In the main, my own learning has been a solo effort with consultation of documentation along with web searches that have brought me to the likes of Real Python, Stack Abuse, Data Viz with Python and R and others for longer tutorials as well as threads on Stack Overflow. Usually, the web searching begins when I need a steer on a particular or a way to resolve a particular error or warning message, but books are always worth reading even if that is the slower route. While those from the Dummies series or from O'Reilly have proved must useful so far, I do need to read them more completely than I already have; it is all too tempting to go with the try the "programming and search for solutions as you go" approach instead.

To get going, many choose the Anaconda distribution to get Jupyter notebook functionality, but I prefer a more traditional editor, so Spyder has been my tool of choice for Python programming and there are others like PyCharm as well. Because Spyder itself is written in Python, it can be installed using pip from PyPi like other Python packages. It has other dependencies like Pylint for code management activities, but these get installed behind the scenes.

The packages that I first met in 2019 may be the mainstays for doing data science, but I have discovered others since then. It also seems that there is porosity between the worlds of R and Python, so you get some Python packages aping R packages and R has the Reticulate package for executing Python code. There are Python counterparts to such Tidyverse stables as dplyr and ggplot2 in the form of Siuba and Plotnine, respectively. Though the syntax of these packages are not direct copies of what is executed in R, they are close enough for there to be enough familiarity for added user-friendliness compared to Pandas or Matplotlib. The interoperability does not stop there, for there is SQLAlchemy for connecting to MySQL and other databases (PyMySQL is needed as well) and there also is SASPy for interacting with SAS Viya.

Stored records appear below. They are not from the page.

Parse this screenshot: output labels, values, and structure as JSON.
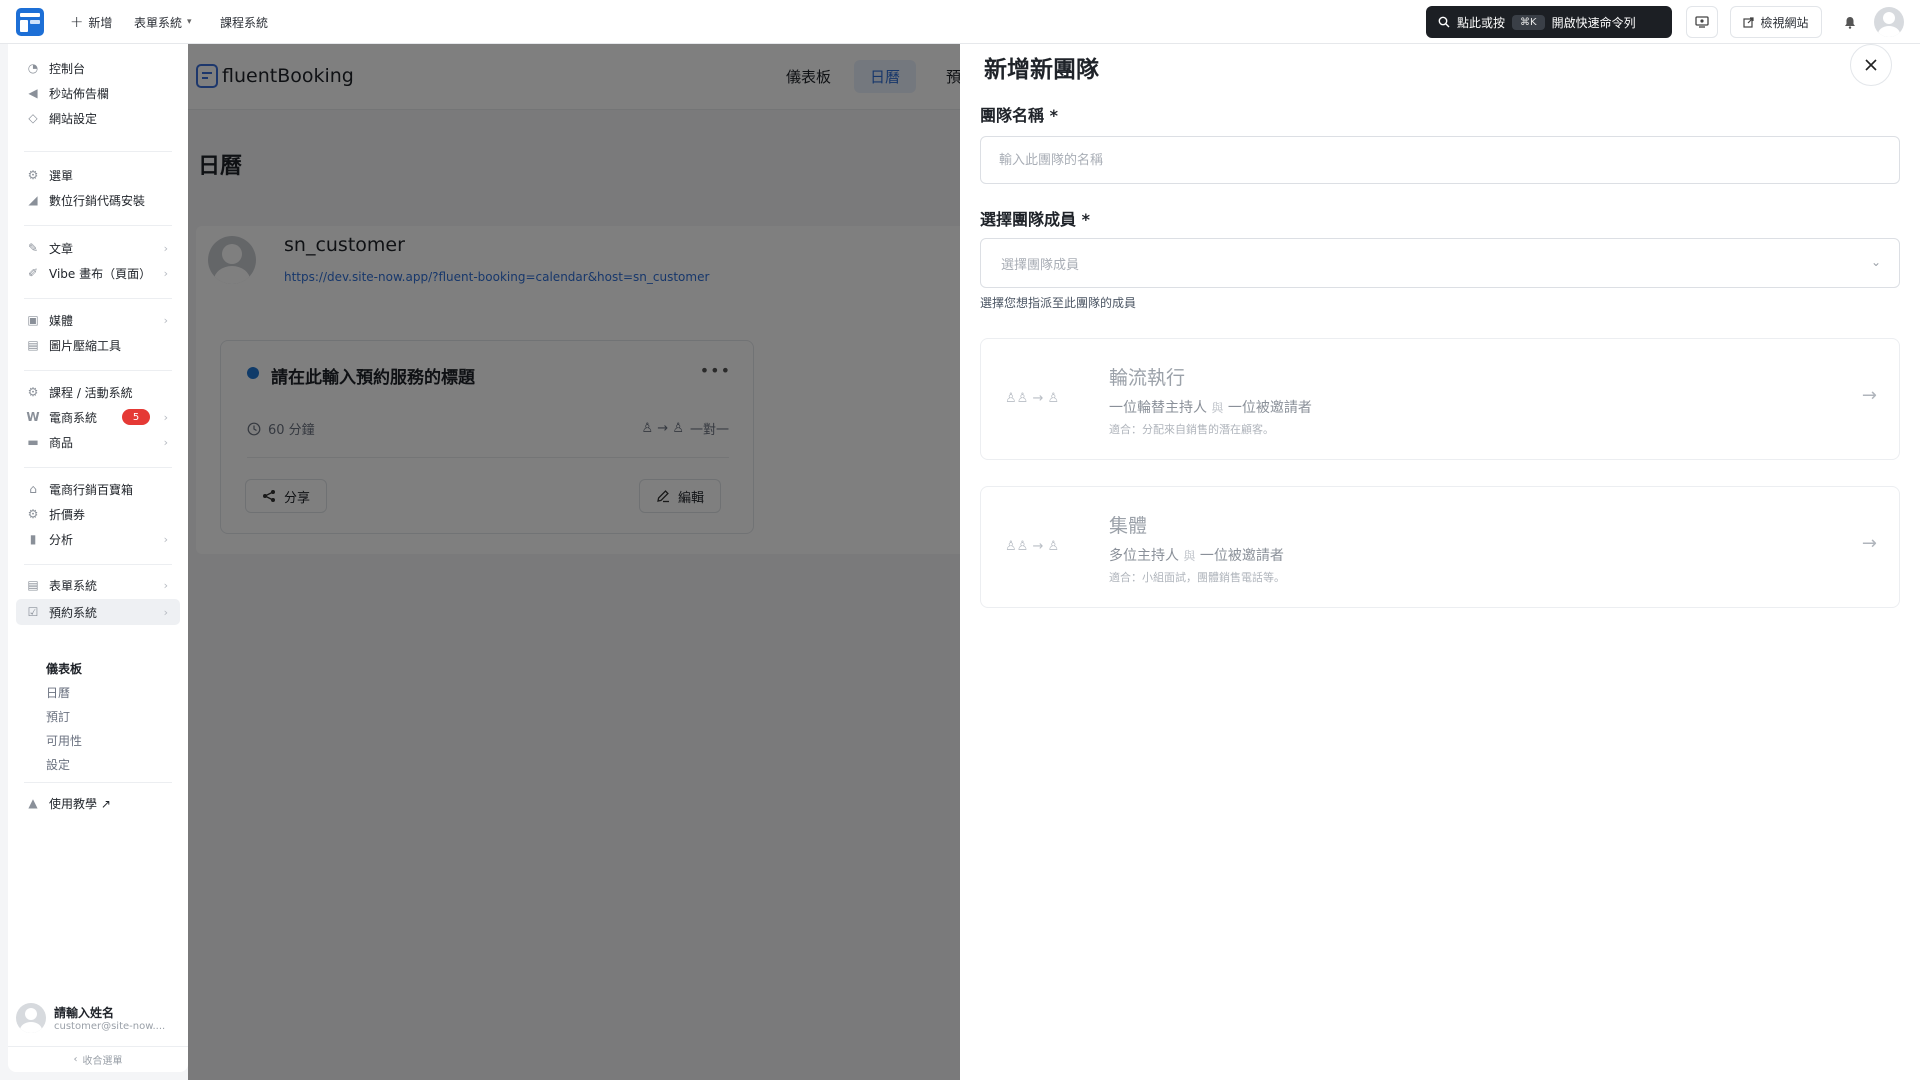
{
  "topbar": {
    "new_label": "新增",
    "forms_label": "表單系統",
    "courses_label": "課程系統",
    "cmdk_prefix": "點此或按",
    "cmdk_key": "⌘K",
    "cmdk_suffix": "開啟快速命令列",
    "view_site_label": "檢視網站"
  },
  "sidebar": {
    "items": [
      {
        "label": "控制台",
        "icon": "dashboard-icon"
      },
      {
        "label": "秒站佈告欄",
        "icon": "megaphone-icon"
      },
      {
        "label": "網站設定",
        "icon": "diamond-icon"
      },
      {
        "label": "選單",
        "icon": "gear-icon"
      },
      {
        "label": "數位行銷代碼安裝",
        "icon": "chart-icon"
      },
      {
        "label": "文章",
        "icon": "pin-icon"
      },
      {
        "label": "Vibe 畫布（頁面）",
        "icon": "brush-icon"
      },
      {
        "label": "媒體",
        "icon": "media-icon"
      },
      {
        "label": "圖片壓縮工具",
        "icon": "image-compress-icon"
      },
      {
        "label": "課程 / 活動系統",
        "icon": "gear-icon"
      },
      {
        "label": "電商系統",
        "icon": "woo-icon",
        "badge": "5"
      },
      {
        "label": "商品",
        "icon": "box-icon"
      },
      {
        "label": "電商行銷百寶箱",
        "icon": "store-icon"
      },
      {
        "label": "折價券",
        "icon": "gear-icon"
      },
      {
        "label": "分析",
        "icon": "bar-chart-icon"
      },
      {
        "label": "表單系統",
        "icon": "form-icon"
      },
      {
        "label": "預約系統",
        "icon": "booking-icon"
      },
      {
        "label": "使用教學 ↗",
        "icon": "graduation-icon"
      }
    ],
    "sub_items": [
      "儀表板",
      "日曆",
      "預訂",
      "可用性",
      "設定"
    ],
    "user_name": "請輸入姓名",
    "user_email": "customer@site-now....",
    "collapse_label": "收合選單"
  },
  "main": {
    "brand": "fluentBooking",
    "tabs": [
      "儀表板",
      "日曆",
      "預"
    ],
    "page_title": "日曆",
    "host_name": "sn_customer",
    "host_url": "https://dev.site-now.app/?fluent-booking=calendar&host=sn_customer",
    "event_title": "請在此輸入預約服務的標題",
    "event_duration": "60 分鐘",
    "event_type": "一對一",
    "share_label": "分享",
    "edit_label": "編輯"
  },
  "drawer": {
    "title": "新增新團隊",
    "team_name_label": "團隊名稱 *",
    "team_name_placeholder": "輸入此團隊的名稱",
    "members_label": "選擇團隊成員 *",
    "members_placeholder": "選擇團隊成員",
    "members_help": "選擇您想指派至此團隊的成員",
    "options": [
      {
        "title": "輪流執行",
        "desc_a": "一位輪替主持人",
        "and": "與",
        "desc_b": "一位被邀請者",
        "note": "適合：分配來自銷售的潛在顧客。"
      },
      {
        "title": "集體",
        "desc_a": "多位主持人",
        "and": "與",
        "desc_b": "一位被邀請者",
        "note": "適合：小組面試，團體銷售電話等。"
      }
    ]
  },
  "colors": {
    "accent": "#2f6fd6",
    "badge": "#e53935",
    "cmdk_bg": "#1c1f24"
  }
}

While Python may not have the speed of Julia, there are plenty of packages for working with larger workloads. Of these, Dask, Modin and RAPIDS all have their uses for dealing with data volumes that make Pandas code crawl. As if to prove that there are plenty of libraries for various forms of data analytics, data science, artificial intelligence and machine learning, there also are the likes of Keras, TensorFlow and NetworkX. These are just a selection of what is available, and there is always the possibility of checking out others. It may be tempting to stick with the most popular packages all the time, especially when they do so much, but it never hurts to keep an open mind either.